Miguel Diaz-Canel volgde Raúl Castro in april 2018 op als president, waarmee effectief een einde kwam aan zes decennia van Castro-familieheerschappij in Cuba. President Diaz-Canel beloofde het eenpartijstelsel van de Cubaanse regering te handhaven nadat hij door het parlement tot president was gekozen.
Cuba’s gekozen wetgevende macht, de Nationale Vergadering van Volksmacht, heeft 612 leden die elke 5 jaar worden gekozen. De Assemblee bekrachtigt de besluiten van de uitvoerende macht. Gewoonlijk komt zij twee keer per jaar bijeen, maar zij is permanent belast met het toezicht op wetgevingskwesties zoals economie, industrie, vervoer en communicatie, bouw, buitenlandse zaken en defensie, volksgezondheid en binnenlandse orde. De Nationale Assemblee is ook verantwoordelijk voor de Commissies, Lokale Volksvertegenwoordigingen, Internationale Betrekkingen, Justitiële Zaken en de Administratie.
Toen aanhangers van het Varela Project in 2002 een wetsvoorstel met 11.000 handtekeningen indienden waarin werd opgeroepen tot een nationaal referendum, verzamelde de regering 8.
De volksdemocratie?
Cuba wordt een “volksdemocratie” genoemd, in plaats van een “liberale democratie” zoals die van westerse staten, waarmee kritiek op zijn politieke systeem wordt verworpen.
Diegenen die zich tegen Cuba verzetten, hebben het politieke systeem van het land als ondemocratisch bestempeld.
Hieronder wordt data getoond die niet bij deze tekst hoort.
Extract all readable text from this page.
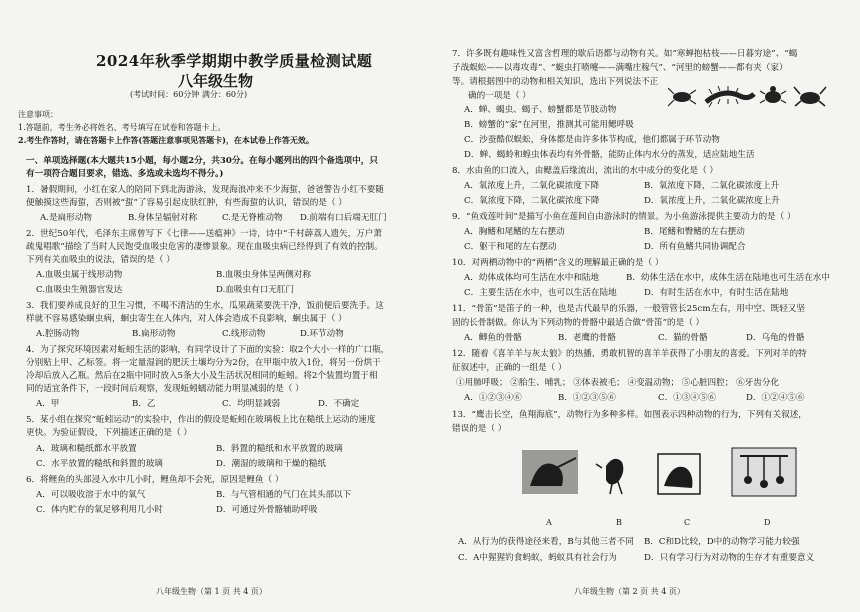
2024年秋季学期期中教学质量检测试题
八年级生物
(考试时间：60分钟 满分：60分)
注意事项：
1.答题前，考生务必将姓名、考号填写在试卷和答题卡上。
2.考生作答时，请在答题卡上作答(答题注意事项见答题卡)，在本试卷上作答无效。
一、单项选择题(本大题共15小题，每小题2分，共30分。在每小题列出的四个备选项中，只
有一项符合题目要求，错选、多选或未选均不得分。)
1．暑假期间，小红在家人的陪同下到北海游泳，发现海浪冲来不少海蜇，爸爸警告小红不要随
便触摸这些海蜇，否则被“蜇”了容易引起皮肤红肿，有些海蜇的认识，错误的是（ ）
A.是扁形动物	B.身体呈辐射对称	C.是无脊椎动物 D.前端有口后端无肛门
2．世纪50年代，毛泽东主席曾写下《七律——送瘟神》一诗，诗中“千村薜荔人遗矢，万户萧
疏鬼唱歌”描绘了当时人民饱受血吸虫危害的凄惨景象。现在血吸虫病已经得到了有效的控制。
下列有关血吸虫的说法，错误的是（ ）
A.血吸虫属于线形动物	B.血吸虫身体呈两侧对称
C.血吸虫生殖器官发达	D.血吸虫有口无肛门
3．我们要养成良好的卫生习惯，不喝不清洁的生水，瓜果蔬菜要洗干净，饭前便后要洗手。这
样就不容易感染蛔虫病，蛔虫寄生在人体内，对人体会造成不良影响，蛔虫属于（ ）
A.腔肠动物	B.扁形动物	C.线形动物	D.环节动物
4．为了探究环境因素对蚯蚓生活的影响，有同学设计了下面的实验：取2个大小一样的广口瓶，
分别贴上甲、乙标签。将一定量湿润的肥沃土壤均分为2份，在甲瓶中放入1份，将另一份烘干
冷却后放入乙瓶。然后在2瓶中同时放入5条大小及生活状况相同的蚯蚓。将2个装置均置于相
同的适宜条件下，一段时间后观察，发现蚯蚓蠕动能力明显减弱的是（ ）
A．甲	B．乙	C．均明显减弱	D．不确定
5．某小组在探究“蚯蚓运动”的实验中，作出的假设是蚯蚓在玻璃板上比在糙纸上运动的速度
更快。为验证假设，下列描述正确的是（ ）
A．玻璃和糙纸都水平放置	B．斜置的糙纸和水平放置的玻璃
C．水平放置的糙纸和斜置的玻璃	D．潮湿的玻璃和干燥的糙纸
6．将鲤鱼的头部浸入水中几小时，鲤鱼却不会死，原因是鲤鱼（ ）
A．可以吸收溶于水中的氧气	B．与气管相通的气门在其头部以下
C．体内贮存的氧足够利用几小时	D．可通过外骨骼辅助呼吸
八年级生物（第 1 页 共 4 页）
7．许多既有趣味性又富含哲理的歇后语都与动物有关。如“寒蝉抱枯枝——日暮穷途”、“蝎
子战蜈蚣——以毒攻毒”、“蜓虫打喷嚏——满嘴庄稼气”、“河里的螃蟹——都有夹（家）
等。请根据图中的动物和相关知识，选出下列说法不正
确的一项是（ ）
A．蝉、蝎虫、蝎子、螃蟹都是节肢动物
B．螃蟹的“家”在河里，推测其可能用鳃呼吸
C．沙蚕酷似蜈蚣，身体都是由许多体节构成，他们都属于环节动物
D．蝉、蝎蛉和蝗虫体表均有外骨骼，能防止体内水分的蒸发，适应陆地生活
8．水由鱼的口流入，由鳃盖后缘流出，流出的水中成分的变化是（ ）
A．氧浓度上升，二氧化碳浓度下降	B．氧浓度下降，二氧化碳浓度上升
C．氧浓度下降，二氧化碳浓度下降	D．氧浓度上升，二氧化碳浓度上升
9．“鱼戏莲叶间”是描写小鱼在莲间自由游泳时的情景。为小鱼游泳提供主要动力的是（ ）
A．胸鳍和尾鳍的左右摆动	B．尾鳍和臀鳍的左右摆动
C．躯干和尾的左右摆动	D．所有鱼鳍共同协调配合
10．对两栖动物中的“两栖”含义的理解最正确的是（ ）
A．幼体成体均可生活在水中和陆地	B．幼体生活在水中，成体生活在陆地也可生活在水中
C．主要生活在水中，也可以生活在陆地	D．有时生活在水中，有时生活在陆地
11．“骨笛”是笛子的一种，也是古代最早的乐器，一般管管长25cm左右，用中空、既轻又坚
固的长骨制做。你认为下列动物的骨骼中最适合做“骨笛”的是（ ）
A．鲫鱼的骨骼	B．老鹰的骨骼	C．猫的骨骼	D．乌龟的骨骼
12．随着《喜羊羊与灰太狼》的热播，勇敢机智的喜羊羊获得了小朋友的喜爱。下列对羊的特
征叙述中，正确的一组是（ ）
①用肺呼吸； ②胎生、哺乳； ③体表被毛； ④变温动物； ⑤心脏四腔； ⑥牙齿分化
A．①②③④⑥	B．①②③⑤⑥	C．①③④⑤⑥	D．①②④⑤⑥
13．“鹰击长空，鱼翔海底”，动物行为多种多样。如图表示四种动物的行为，下列有关叙述，
错误的是（ ）
A	B	C	D
A．从行为的获得途径来看，B与其他三者不同 B．C和D比较，D中的动物学习能力较强
C．A中猩猩钓食蚂蚁，蚂蚁具有社会行为	D．只有学习行为对动物的生存才有重要意义
八年级生物（第 2 页 共 4 页）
De Cubaanse regering heeft de Verenigde Staten er vaak van beschuldigd dat zij proberen hun politieke ontwikkeling te beïnvloeden (wat ook vaak het geval is geweest). Anderen hebben het Cubaanse politieke systeem beschreven als volledig ondemocratisch in termen van mensenrechten, terwijl anderen nog een stap verder zijn gegaan en het een dictatuur hebben genoemd. Voorstanders van de Cubaanse regering omschrijven het positief als een grassroots, gecentraliseerde, of revolutionaire democratie.
Het Cubaanse regime is vergeleken met de Noord-Koreaanse totalitaire staat die werd geregeerd door Kim Jong-il en Kim Il-sung.
Een interessant kenmerk binnen Cuba is de opname van de Comités voor de Verdediging van de Revolutie (CDR), een netwerk van buurtorganisaties dat zich over heel Cuba uitstrekt en waarvan de meerderheid van de Cubanen lid is. De organisaties zijn verantwoordelijk voor de uitvoering van campagnes (zoals opvoedkundige of medische campagnes) op nationaal niveau, en nemen ook de taak op zich om “contrarevolutionaire” activiteiten aan te geven. CDR-functionarissen zouden de activiteiten van elke persoon in hun blok volgen.